I am giving up on MTAFE

This commit is contained in:
2025-04-19 20:05:35 +02:00
parent 37b6a3c5e7
commit b14a0a2a17
5 changed files with 286 additions and 63 deletions

View File

@@ -0,0 +1,15 @@
My implementation attempt for a Multi-Threaded Audio Feature Extractor... my attempt ended in misery.
My vision is a program that is multi-threaded, that will do audio pre-processing and feature extraction in different threads. There should be `i` threads that will do pre-processing on all given audio file paths, and there should be `j` threads that will do feature extraction. If the audio pre-processing pipeline is single-threaded, it will pose a bottleneck to the entire program. But the feature extractor itself is also a bottleneck, since all audio embedding extractor rely on GPU inference, the feature extraction process must be single-threaded on my computer.
I was trying to adapt the program for multiple threads for audio pre-processing AND multi-threaded for feature extraction (for beefier GPU that can handle more inference threads)
Unfortunately... All my attempts has ended in misery, my multi-threaded code is littered with performance issues and deadlocks.
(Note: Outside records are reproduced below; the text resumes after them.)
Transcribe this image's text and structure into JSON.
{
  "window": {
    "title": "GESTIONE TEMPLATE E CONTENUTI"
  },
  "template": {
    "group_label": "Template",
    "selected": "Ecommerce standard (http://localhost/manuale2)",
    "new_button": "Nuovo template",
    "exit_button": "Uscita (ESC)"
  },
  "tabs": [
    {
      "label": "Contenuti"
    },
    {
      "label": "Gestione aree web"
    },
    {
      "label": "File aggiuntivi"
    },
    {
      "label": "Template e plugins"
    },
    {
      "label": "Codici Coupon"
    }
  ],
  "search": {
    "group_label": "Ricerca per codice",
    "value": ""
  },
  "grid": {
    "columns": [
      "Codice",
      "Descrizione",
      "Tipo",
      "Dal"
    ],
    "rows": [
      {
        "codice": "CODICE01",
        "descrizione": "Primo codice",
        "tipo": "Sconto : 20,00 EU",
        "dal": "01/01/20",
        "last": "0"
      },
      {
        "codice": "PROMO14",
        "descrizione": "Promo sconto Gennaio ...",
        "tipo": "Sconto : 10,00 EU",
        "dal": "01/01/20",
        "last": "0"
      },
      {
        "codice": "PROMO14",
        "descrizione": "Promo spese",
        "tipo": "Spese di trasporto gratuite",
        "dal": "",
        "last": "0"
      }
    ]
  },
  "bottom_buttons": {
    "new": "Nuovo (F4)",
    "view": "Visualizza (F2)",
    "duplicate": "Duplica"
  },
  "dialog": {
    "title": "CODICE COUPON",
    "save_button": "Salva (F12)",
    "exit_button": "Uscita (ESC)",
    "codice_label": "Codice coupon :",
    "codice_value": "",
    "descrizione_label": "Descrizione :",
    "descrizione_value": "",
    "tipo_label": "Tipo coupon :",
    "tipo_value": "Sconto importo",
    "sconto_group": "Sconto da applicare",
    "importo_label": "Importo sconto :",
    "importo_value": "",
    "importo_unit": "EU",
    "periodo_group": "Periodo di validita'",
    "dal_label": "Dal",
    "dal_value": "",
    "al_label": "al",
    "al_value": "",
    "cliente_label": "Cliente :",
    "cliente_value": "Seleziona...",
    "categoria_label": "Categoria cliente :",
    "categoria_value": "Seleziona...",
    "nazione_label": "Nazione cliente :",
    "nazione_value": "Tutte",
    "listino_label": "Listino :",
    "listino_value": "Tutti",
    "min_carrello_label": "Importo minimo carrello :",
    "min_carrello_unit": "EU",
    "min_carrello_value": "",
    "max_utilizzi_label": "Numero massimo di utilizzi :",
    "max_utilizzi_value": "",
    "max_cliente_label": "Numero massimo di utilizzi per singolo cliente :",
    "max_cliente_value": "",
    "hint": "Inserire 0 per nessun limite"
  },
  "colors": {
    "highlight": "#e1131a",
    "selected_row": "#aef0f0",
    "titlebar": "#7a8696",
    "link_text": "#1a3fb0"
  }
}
Python isn't exactly the best language for multi-threaded code due to the existence of GIL. I am trying to implement a multi-producer, multi-consumer model here. The best attempt I was able to do will hang for a long time waiting for the producer (audio feeder) to pre-process the audio, and put it on the shared queue. It will lock up for a really long time, but after that, it will process everything in light speed. But when it's nearing the end, there is a great chance that the program will deadlock itself. I wasn't able to debug, and the profile didn't really yield any result that are useful to me.
At one point I even relied on AI, and I still wasn't getting a consistent result, the AI generated a code that was significantly faster, with less deadlock, but has the issue of skipping audio files due to them not being pre-processed in time. I could implement additional logic to catch processing errors, and retry if possible. But I am really burnt out, and I would look for better alternatives.
The next thing I am going to try is to separate this program into two, this program attempts to do pre-processing AND feature extraction in the same time. I would split the process into two. One program (preferably multi-threaded) that will do all the audio pre-processing (resampling, chunking, etc.), and it will output the pre-processed audio into a serialized pickle file, or any other serialization formats.
I can see various issues with this approach, the most important of which is space, I am basically taking all of those audio files (which is NOT a small amount), and I am re-encoding it, without any compression. Even though I have decided to lower the audio's bit-rate (fro, the typical 48000 Hz or 192000 Hz to just 32000 Hz, or in specific embedding extraction models: 8000 Hz or 16000 Hz), this will still take up a lot of space.
Also the pickle won't be the best format for storing all of those audio, safety issue is one of them, but the alternative of encoding each chunk into FLAC/MP3 compressed format, will be very heavy on the file system. Even though I do have a SSD. I am uncertain if the filesystem, handling hundred of thousands of audio chunk files will have a hit on the performance and the life of the SSD.
But at least this will be a lot easier to implement.